Note from Kyle: Announcing Sridhar Seetharaman as new vice dean for research and innovation
It is my great pleasure to announce Sridhar Seetharaman as the vice dean for research and innovation in the Ira A. Fulton Schools of Engineering. We are pleased to welcome Sridhar to the Fulton Schools as we embark on a new year with renewed focus on accelerating opportunities for our research community, and look forward to his leadership of the Fulton Schools research enterprise.
Sridhar will oversee the Fulton Schools’ Office of Research and Innovation, which provides strategic support for faculty development of their research portfolio, and engages with key stakeholders across the Fulton Schools, throughout ASU and beyond.
Sridhar is new to the valley, joining ASU from the faculty at the Colorado School of Mines where he served as the associate vice president for research and technology transfer. Sridhar says, “Technology transfer is a key part of what a university should be doing. And more and more people, I think, are attracted by that prospect.”
Being part of one of the top five engineering colleges in the country for licenses and options, startups and invention disclosures, per $10 million of research expenditures, was a draw for Sridhar. However, he was more impressed by the opportunity ASU provides all learners and innovators to embark on what can become transformational experiences both within the classroom and laboratory.
“Arizona State University sits in a very unique place,” says Sridhar. “It’s known for scaling, making education accessible to everybody. That is one of the reasons that I decided to come to ASU.”
Throughout his career, Sridhar has successfully built strategic partnerships and executed key initiatives across industry, government and the academic community. One focus will be to help expand and enrich the Fulton Schools’ transdisciplinary collaborations by capitalizing on existing Fulton Schools and regional strengths and matching those to mission-driven needs. This provides a basis for a comprehensive strategy where mission-driven opportunities accelerate ideas that result in both powerful fundamental research investigations as well as impactful translation to end-users.
Identifying key themes to enlarge research opportunities that are natural for our schools and region is something Sridhar recalls learning during a period of his career in the U.K. when he had the opportunity to work with Lord Bhattacharya, known as the father of British manufacturing.
“He taught me the importance of working with industry and gaining trust of industry,” Sridhar says. “There is a rule of research that not everything is connected to high-level science, but there is also a need to do engineering research that affects communities.”
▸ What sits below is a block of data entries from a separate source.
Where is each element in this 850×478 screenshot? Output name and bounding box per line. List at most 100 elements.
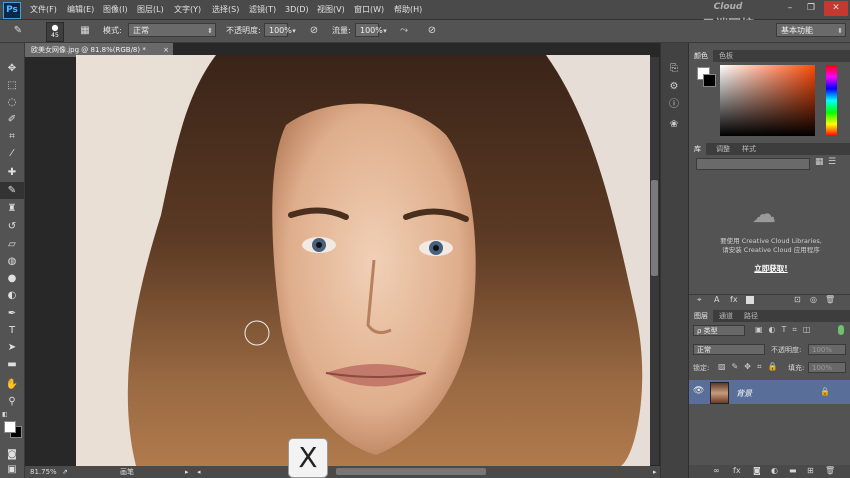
mode-select[interactable]: 正常 ⬍ xyxy=(128,23,216,37)
move-tool-icon[interactable]: ✥ xyxy=(0,60,24,77)
hue-slider[interactable] xyxy=(826,65,837,136)
history-brush-tool-icon[interactable]: ↺ xyxy=(0,218,24,235)
screen-mode-icon[interactable]: ▣ xyxy=(0,461,24,478)
zoom-tool-icon[interactable]: ⚲ xyxy=(0,393,24,410)
default-colors-icon[interactable]: ◧ xyxy=(2,411,10,419)
menu-file[interactable]: 文件(F) xyxy=(30,0,57,19)
type-tool-icon[interactable]: T xyxy=(0,322,24,339)
pressure-opacity-icon[interactable]: ⊘ xyxy=(307,24,321,38)
tab-channels[interactable]: 通道 xyxy=(714,310,738,322)
tab-layers[interactable]: 图层 xyxy=(689,310,713,322)
layer-filter-icons[interactable]: ▣◐T⌗◫ xyxy=(755,325,817,335)
export-icon[interactable]: ⇗ xyxy=(62,466,68,478)
grid-view-icon[interactable]: ▦ xyxy=(815,157,824,167)
color-background-swatch[interactable] xyxy=(703,74,716,87)
restore-button[interactable]: ❐ xyxy=(800,1,822,16)
add-character-style-icon[interactable]: A xyxy=(714,295,719,304)
stock-icon[interactable]: ⊡ xyxy=(794,295,801,304)
color-field[interactable] xyxy=(720,65,815,136)
clone-stamp-tool-icon[interactable]: ♜ xyxy=(0,200,24,217)
close-button[interactable]: ✕ xyxy=(824,1,848,16)
add-layer-style-icon[interactable]: fx xyxy=(730,295,738,304)
menu-edit[interactable]: 编辑(E) xyxy=(67,0,94,19)
scroll-right-icon[interactable]: ▸ xyxy=(653,466,657,478)
minimize-button[interactable]: – xyxy=(779,1,801,16)
quick-select-tool-icon[interactable]: ✐ xyxy=(0,111,24,128)
menu-filter[interactable]: 滤镜(T) xyxy=(249,0,276,19)
lasso-tool-icon[interactable]: ◌ xyxy=(0,94,24,111)
add-color-icon[interactable] xyxy=(746,296,754,304)
tab-libraries[interactable]: 库 xyxy=(689,143,706,155)
lock-icon: 🔒 xyxy=(820,387,830,396)
new-layer-icon[interactable]: ⊞ xyxy=(807,466,814,475)
tab-adjustments[interactable]: 调整 xyxy=(711,143,735,155)
scroll-left-icon[interactable]: ◂ xyxy=(197,466,201,478)
airbrush-icon[interactable]: ⤳ xyxy=(397,24,411,38)
filter-toggle[interactable] xyxy=(838,325,844,335)
menu-help[interactable]: 帮助(H) xyxy=(394,0,422,19)
library-select[interactable] xyxy=(696,158,810,170)
path-select-tool-icon[interactable]: ➤ xyxy=(0,339,24,356)
layer-opacity-input[interactable]: 100% xyxy=(808,344,846,355)
delete-icon[interactable]: 🗑 xyxy=(825,295,835,304)
add-mask-icon[interactable]: ◙ xyxy=(753,466,761,475)
pen-tool-icon[interactable]: ✒ xyxy=(0,305,24,322)
layer-filter-select[interactable]: ρ 类型 xyxy=(693,325,745,336)
workspace-select[interactable]: 基本功能 ⬍ xyxy=(776,23,846,37)
pressure-size-icon[interactable]: ⊘ xyxy=(425,24,439,38)
foreground-color-swatch[interactable] xyxy=(4,421,16,433)
opacity-input[interactable]: 100% xyxy=(264,23,292,37)
link-layers-icon[interactable]: ∞ xyxy=(713,466,720,475)
zoom-level[interactable]: 81.75% xyxy=(30,466,57,478)
layer-style-icon[interactable]: fx xyxy=(733,466,741,475)
fill-input[interactable]: 100% xyxy=(808,362,846,373)
shape-tool-icon[interactable]: ▬ xyxy=(0,356,24,373)
menu-type[interactable]: 文字(Y) xyxy=(174,0,201,19)
crop-tool-icon[interactable]: ⌗ xyxy=(0,128,24,145)
menu-image[interactable]: 图像(I) xyxy=(103,0,128,19)
eyedropper-tool-icon[interactable]: ⁄ xyxy=(0,145,24,162)
hand-tool-icon[interactable]: ✋ xyxy=(0,376,24,393)
opacity-dropdown-icon[interactable]: ▾ xyxy=(289,24,299,38)
menu-window[interactable]: 窗口(W) xyxy=(354,0,384,19)
status-menu-icon[interactable]: ▸ xyxy=(185,466,189,478)
history-panel-icon[interactable]: ⎘ xyxy=(667,62,681,76)
eraser-tool-icon[interactable]: ▱ xyxy=(0,236,24,253)
marquee-tool-icon[interactable]: ⬚ xyxy=(0,77,24,94)
tab-color[interactable]: 颜色 xyxy=(689,50,713,62)
new-group-icon[interactable]: ▬ xyxy=(789,466,797,475)
brush-presets-icon[interactable]: ❀ xyxy=(667,118,681,132)
delete-layer-icon[interactable]: 🗑 xyxy=(825,466,835,475)
list-view-icon[interactable]: ☰ xyxy=(828,157,836,167)
brush-tool-icon[interactable]: ✎ xyxy=(10,24,26,38)
lock-icons[interactable]: ▨✎✥⌗🔒 xyxy=(718,362,783,372)
menu-view[interactable]: 视图(V) xyxy=(317,0,345,19)
add-graphic-icon[interactable]: ⌖ xyxy=(697,295,702,305)
tab-paths[interactable]: 路径 xyxy=(739,310,763,322)
image-canvas[interactable] xyxy=(76,55,650,466)
brush-preset-picker[interactable]: ● 45 xyxy=(46,22,64,42)
menu-layer[interactable]: 图层(L) xyxy=(137,0,164,19)
properties-panel-icon[interactable]: ⚙ xyxy=(667,80,681,94)
brush-panel-icon[interactable]: ▦ xyxy=(78,24,92,38)
brush-tool-icon[interactable]: ✎ xyxy=(0,182,24,199)
dodge-tool-icon[interactable]: ◐ xyxy=(0,287,24,304)
adjustment-layer-icon[interactable]: ◐ xyxy=(771,466,778,475)
menu-select[interactable]: 选择(S) xyxy=(212,0,239,19)
horizontal-scroll-thumb[interactable] xyxy=(336,468,486,475)
tab-swatches[interactable]: 色板 xyxy=(714,50,738,62)
menu-3d[interactable]: 3D(D) xyxy=(285,0,309,19)
eye-icon[interactable]: 👁 xyxy=(693,386,704,396)
info-panel-icon[interactable]: ⓘ xyxy=(667,98,681,112)
tab-styles[interactable]: 样式 xyxy=(737,143,761,155)
blur-tool-icon[interactable]: ● xyxy=(0,270,24,287)
blend-mode-select[interactable]: 正常 xyxy=(693,344,765,355)
layer-name[interactable]: 背景 xyxy=(736,388,752,399)
sync-icon[interactable]: ◎ xyxy=(810,295,817,304)
flow-dropdown-icon[interactable]: ▾ xyxy=(380,24,390,38)
healing-brush-tool-icon[interactable]: ✚ xyxy=(0,164,24,181)
get-it-now-link[interactable]: 立即获取! xyxy=(696,263,846,274)
paint-bucket-tool-icon[interactable]: ◍ xyxy=(0,253,24,270)
vertical-scroll-thumb[interactable] xyxy=(651,180,658,276)
flow-input[interactable]: 100% xyxy=(355,23,383,37)
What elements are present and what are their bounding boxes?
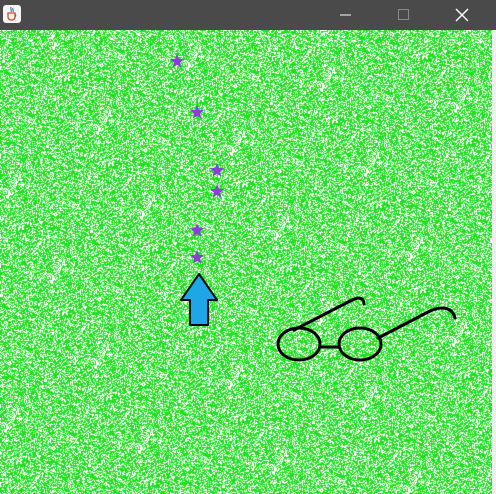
close-icon — [455, 8, 469, 22]
grass-background — [0, 30, 492, 494]
close-button[interactable] — [439, 0, 485, 30]
window-right-edge — [492, 30, 496, 494]
star-icon — [190, 105, 204, 119]
game-window — [0, 0, 496, 494]
glasses-icon — [276, 296, 457, 362]
star-icon — [210, 184, 224, 198]
arrow-up-icon — [180, 273, 218, 326]
game-canvas[interactable] — [0, 30, 492, 494]
minimize-icon — [340, 14, 351, 16]
maximize-button[interactable] — [381, 0, 427, 30]
minimize-button[interactable] — [323, 0, 369, 30]
star-icon — [190, 250, 204, 264]
java-cup-icon — [3, 5, 21, 23]
maximize-icon — [398, 9, 409, 20]
title-bar[interactable] — [0, 0, 496, 30]
star-icon — [170, 54, 184, 68]
star-icon — [210, 163, 224, 177]
star-icon — [190, 223, 204, 237]
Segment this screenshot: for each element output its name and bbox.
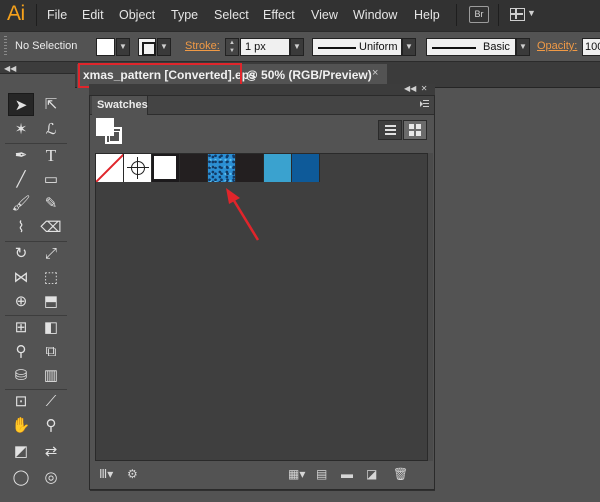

That desire to make a difference in society and in the lives of the people we impact aligns with the ASU charter and guides our overarching objective to conduct use-inspired, educational, collaborative research.
Suited for leadership
Sridhar served with the Department of Energy as a senior technical advisor and was responsible for clean water and next-generation electric machines. He was the Tata Steel/RAEng joint chair and director of materials strategy for the High Value Manufacturing Catapult at the University of Warwick. Previously, Sridhar served as the POSCO Professor at Carnegie Mellon University and the co-director of the Industry-University Consortium, Center for Iron and Steelmaking Research. He was also a faculty fellow at the National Energy Technology Laboratory, working on materials for fossil fuel power.
Sridhar was a visiting professor at the University of Science and Technology, China and the Brahm Prakash Honorary Visiting Chair at the Indian Institute of Science. He has advised more than 30 doctoral students and authored more than 200 journal papers.
Throughout his career, Sridhar has received numerous best paper awards, the Friedrich Wilhelm Bessel Research Prize and an NSF CAREER Award. As a teacher, he was recognized with a Benjamin Teare Teaching Award, the Philbrook Prize and an Elliott Lecturer Award.
He is the editor for AIST Transactions and an associate editor for Metallurgical and Metals Transactions A, B and E. Sridhar is also on the international advisory board for Steel Research International and the Iron and Steel Institute of Japan. He received his doctorate from the Massachusetts Institute of Technology and his undergraduate degree from the Royal Institute of Technology in Sweden.
Sridhar is eager to hear from you to learn more about how you are collaborating, innovating and engaging in research. You can reach out to him at [email protected].
Finally, I would also like to thank Ann McKenna for her exemplary service as the interim vice dean for research and innovation. She will continue in her role as the vice dean of strategic advancement in the Fulton Schools. Please join me in thanking Ann for her contributions as the VDRI and again in welcoming Sridhar to the role.